We are also supposed to believe that slaves born in the United States -- of parents and grandparents who were born in the U.S. or the American colonies -- had vast knowledge of African symbolism. When most slaves started to escape, starting in the 1830s, the overwhelming majority of Southern slaves were American-born, as were their parents and grandparents. All the colonies stopped importing slaves at the beginning of the Revolution. After the Revolution about 60,000 to 70,000 slaves were legally imported between 1803 and 1808, and perhaps another 10,000 or so illegally imported after that. But this was a tiny drop in the bucket of the millions of slaves living in the U.S. from 1830 to 1860. 

Furthermore, the slaves brought in during the Colonial period (before 1775) and between 1803 and 1808 came from all over Africa. Some were from the West Coast, some from East Africa and many from Central Africa. They spoke scores of different languages, practiced many different religions and had many, many different cultures. There were no "African symbols" that all of them shared. 

Finally if we are to believe this myth, we must assume a number of other things, most of which are nonsensical. 

First, we are supposed to believe that enslaved African Americans had the time to make elaborate, specific quilts, and also that they had the materials including the various colored cloth to make them.
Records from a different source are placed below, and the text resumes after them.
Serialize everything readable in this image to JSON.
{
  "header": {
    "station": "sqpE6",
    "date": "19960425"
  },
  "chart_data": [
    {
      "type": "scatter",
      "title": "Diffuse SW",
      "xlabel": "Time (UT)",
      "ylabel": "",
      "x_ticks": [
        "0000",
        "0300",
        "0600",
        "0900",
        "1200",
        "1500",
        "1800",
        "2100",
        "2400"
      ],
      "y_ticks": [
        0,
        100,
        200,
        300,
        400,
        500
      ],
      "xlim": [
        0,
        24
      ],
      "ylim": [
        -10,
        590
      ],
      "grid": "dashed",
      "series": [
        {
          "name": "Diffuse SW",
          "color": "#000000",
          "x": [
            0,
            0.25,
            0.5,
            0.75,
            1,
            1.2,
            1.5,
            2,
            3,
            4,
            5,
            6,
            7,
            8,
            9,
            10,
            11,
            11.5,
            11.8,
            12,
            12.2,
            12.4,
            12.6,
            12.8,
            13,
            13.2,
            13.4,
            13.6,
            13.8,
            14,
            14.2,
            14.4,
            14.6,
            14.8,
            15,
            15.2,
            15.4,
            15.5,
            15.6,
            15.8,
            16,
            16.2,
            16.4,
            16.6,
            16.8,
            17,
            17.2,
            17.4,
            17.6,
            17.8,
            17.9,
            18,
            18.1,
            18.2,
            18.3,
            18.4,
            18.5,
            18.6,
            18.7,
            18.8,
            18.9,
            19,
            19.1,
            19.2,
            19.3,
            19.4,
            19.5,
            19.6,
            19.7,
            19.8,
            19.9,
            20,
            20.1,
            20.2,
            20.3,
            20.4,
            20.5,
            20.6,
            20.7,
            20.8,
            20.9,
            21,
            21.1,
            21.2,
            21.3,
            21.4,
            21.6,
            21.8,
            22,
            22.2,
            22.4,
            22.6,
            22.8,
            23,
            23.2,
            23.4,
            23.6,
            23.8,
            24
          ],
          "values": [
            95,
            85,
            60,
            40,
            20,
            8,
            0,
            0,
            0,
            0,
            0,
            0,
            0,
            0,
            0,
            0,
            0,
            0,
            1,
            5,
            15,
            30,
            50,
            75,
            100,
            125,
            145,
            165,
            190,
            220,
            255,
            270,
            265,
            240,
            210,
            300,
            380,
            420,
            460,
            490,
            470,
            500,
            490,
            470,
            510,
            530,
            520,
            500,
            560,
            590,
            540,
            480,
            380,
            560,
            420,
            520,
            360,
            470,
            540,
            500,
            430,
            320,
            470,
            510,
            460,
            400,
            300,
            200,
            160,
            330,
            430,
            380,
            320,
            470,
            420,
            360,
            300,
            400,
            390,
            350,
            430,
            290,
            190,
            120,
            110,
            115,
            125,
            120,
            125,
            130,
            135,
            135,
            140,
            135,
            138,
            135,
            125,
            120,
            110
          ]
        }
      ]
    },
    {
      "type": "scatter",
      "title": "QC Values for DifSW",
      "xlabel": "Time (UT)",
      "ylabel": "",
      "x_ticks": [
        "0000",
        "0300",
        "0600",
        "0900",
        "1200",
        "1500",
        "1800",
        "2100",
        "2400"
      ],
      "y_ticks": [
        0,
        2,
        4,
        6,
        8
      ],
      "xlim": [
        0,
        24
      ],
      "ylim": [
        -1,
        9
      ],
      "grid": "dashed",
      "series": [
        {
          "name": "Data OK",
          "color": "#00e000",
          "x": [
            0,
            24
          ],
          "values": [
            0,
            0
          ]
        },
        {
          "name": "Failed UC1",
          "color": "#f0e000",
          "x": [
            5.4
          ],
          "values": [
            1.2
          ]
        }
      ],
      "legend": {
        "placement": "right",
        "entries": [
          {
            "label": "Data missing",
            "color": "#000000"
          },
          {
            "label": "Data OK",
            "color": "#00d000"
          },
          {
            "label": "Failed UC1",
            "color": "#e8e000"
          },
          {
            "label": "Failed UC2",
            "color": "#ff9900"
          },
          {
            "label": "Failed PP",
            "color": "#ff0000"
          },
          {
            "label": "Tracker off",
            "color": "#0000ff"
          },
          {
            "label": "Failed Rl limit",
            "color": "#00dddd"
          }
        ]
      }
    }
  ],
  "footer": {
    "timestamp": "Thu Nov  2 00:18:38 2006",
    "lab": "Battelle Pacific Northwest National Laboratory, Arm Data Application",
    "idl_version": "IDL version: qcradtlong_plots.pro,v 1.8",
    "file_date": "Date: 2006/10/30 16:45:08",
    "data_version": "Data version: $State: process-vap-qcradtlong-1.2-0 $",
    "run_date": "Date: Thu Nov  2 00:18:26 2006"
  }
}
Then we must believe that once they made these quilts, they did not use them for warmth and comfort, but hung them outside for the occasional fugitive to see. 

Second, we are supposed to believe that these slaves, most of whom were illiterate, had no access to maps and had rarely traveled more than a few miles from their homes, possessed very specific knowledge of terrain, rivers and roads that would be useful to a slave who was from somewhere else, who was running past their home. 

Third, we are supposed to believe that only slaves (and sometimes sympathetic whites) knew about these symbols on the quilts, and that slave owners, local sheriffs and professional slave catchers had no knowledge of these quilts or what they meant.

Can anyone who thinks seriously about the difficulty of running away from slavery believe any of this? Of course not! But the Massachusetts Department of Education believed the myth, puts its prestigious imprimatur on it and still passes it off to students and teachers around the nation as nonfiction, by keeping the passage up on its website. Hopefully, the state of Massachusetts will remove this fairy tale story from its site and replace it with a public apology. 

The difficulty of escaping from slavery was huge. It took brains, guts and tremendous good luck to make it to the North. Let's start teaching the truth about the brave slaves who ran away, the many free blacks and the occasional whites who helped them. While we are at it, let's teach about the pro-slavery provisions of the U.S. Constitution, which required that fugitive slaves be "delivered up" to their owners.

Let's teach about the two federal laws that put the power and might of the U.S. government at the beck and call of slave catchers. Let's teach about the scores of blacks and whites in the North who were arrested and prosecuted by the federal government for helping fugitive slaves. Let's teach about the handful of whites who went to jail in the South for helping fugitive slaves.